¿Predica en el desierto el cardenal Rouco?
El cardenal Rouco Varela ofició ayer una misa en el CEU San Pablo de Madrid con ocasión del I Congreso de Juristas Católicos que allá se está celebrando. En su homilía el cardenal les recordó a los políticos católicos que “no se puede legislar en contra de la ley de Dios". Lo cual está muy bien, pero necesariamente surge la pregunta: ¿cuántos políticos verdaderamente católicos hay en las instituciones democráticas?

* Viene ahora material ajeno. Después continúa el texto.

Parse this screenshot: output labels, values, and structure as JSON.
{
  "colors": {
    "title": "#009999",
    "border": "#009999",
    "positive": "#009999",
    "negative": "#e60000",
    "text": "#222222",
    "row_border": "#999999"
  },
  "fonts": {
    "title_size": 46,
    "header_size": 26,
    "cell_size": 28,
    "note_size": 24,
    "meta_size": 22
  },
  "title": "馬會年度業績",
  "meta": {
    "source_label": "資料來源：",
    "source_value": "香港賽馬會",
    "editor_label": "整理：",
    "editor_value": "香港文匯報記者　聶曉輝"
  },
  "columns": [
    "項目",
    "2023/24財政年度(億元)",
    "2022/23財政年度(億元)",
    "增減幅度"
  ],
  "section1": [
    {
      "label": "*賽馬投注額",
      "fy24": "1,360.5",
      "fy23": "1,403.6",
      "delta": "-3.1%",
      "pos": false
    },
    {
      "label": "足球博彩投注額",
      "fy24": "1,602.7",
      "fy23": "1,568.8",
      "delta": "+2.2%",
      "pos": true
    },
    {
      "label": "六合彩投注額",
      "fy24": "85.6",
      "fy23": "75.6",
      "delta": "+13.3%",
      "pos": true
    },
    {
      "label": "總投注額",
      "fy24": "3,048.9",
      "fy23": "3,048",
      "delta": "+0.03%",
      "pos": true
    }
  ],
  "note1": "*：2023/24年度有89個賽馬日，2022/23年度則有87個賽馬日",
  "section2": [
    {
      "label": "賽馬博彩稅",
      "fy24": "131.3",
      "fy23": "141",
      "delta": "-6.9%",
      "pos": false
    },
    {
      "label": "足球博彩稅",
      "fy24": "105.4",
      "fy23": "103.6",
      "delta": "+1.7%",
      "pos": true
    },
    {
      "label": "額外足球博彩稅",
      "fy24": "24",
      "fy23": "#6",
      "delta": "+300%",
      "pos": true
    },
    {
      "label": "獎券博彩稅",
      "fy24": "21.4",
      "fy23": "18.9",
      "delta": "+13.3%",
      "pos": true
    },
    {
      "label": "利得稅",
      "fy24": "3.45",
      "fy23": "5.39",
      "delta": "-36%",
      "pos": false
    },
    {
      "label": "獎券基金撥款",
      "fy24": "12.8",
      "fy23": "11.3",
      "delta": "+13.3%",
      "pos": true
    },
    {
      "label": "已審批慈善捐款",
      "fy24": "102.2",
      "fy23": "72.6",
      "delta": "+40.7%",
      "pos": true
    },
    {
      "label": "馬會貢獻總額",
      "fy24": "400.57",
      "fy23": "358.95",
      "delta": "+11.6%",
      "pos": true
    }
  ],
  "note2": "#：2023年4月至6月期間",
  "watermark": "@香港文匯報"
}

No me refiero a bautizados, que obviamente son mayoría. No, me refiero a políticos católicos practicantes. ¿Sabe alguien cuántos son? ¿llegan acaso a ese casi 20% de españoles que van a misa habitualmente? Sospecho que no. Y de hecho, ¿hay alguno de ellos en el gobierno, que es el que envía los proyectos de ley al Parlamento y el Senado? Sin duda ninguno. Y de haber alguno se sometería a la disciplina de partido, verdadera alma mater de este sistema llamado democracia. Entonces, ¿a quién habla el cardenal? ¿a quienes nada pueden hacer para que no se legisle en contra de la ley de Dios?
No se me entienda mal. No critico al cardenal por decir eso, que está muy bien dicho. No le acuso de hacer un brindis al sol. Debemos agradecerle esas palabras de exhortación a los pocos políticos católicos que hay en nuestro país. Pero la realidad es la que es y convendría que fuéramos adecuando los discursos a la misma. Seamos claros: las creencias religiosas no juegan papel alguno allá donde se aprueban las leyes que rigen nuestra sociedad. Las pocas excepciones a ese hecho no hacen sino confirmar la regla. Y ahí es donde se debería incidir. El sistema está “vacunado” contra el cristianismo, al que trata poco más o menos como si fuera un virus agresor que amenaza la salud de un modelo legislativo encaminado, cada vez más, a imponer una ideología concreta sobre toda la sociedad. La partitocracia es un antibiótico muy efectivo contra la actividad de los pocos políticos auténticamente católicos que puedan existir. Su efectividad es nula, su presencia mediática casi inexistente y sus ideales son sacrificados ante el falso dios de la maquinaria electoral.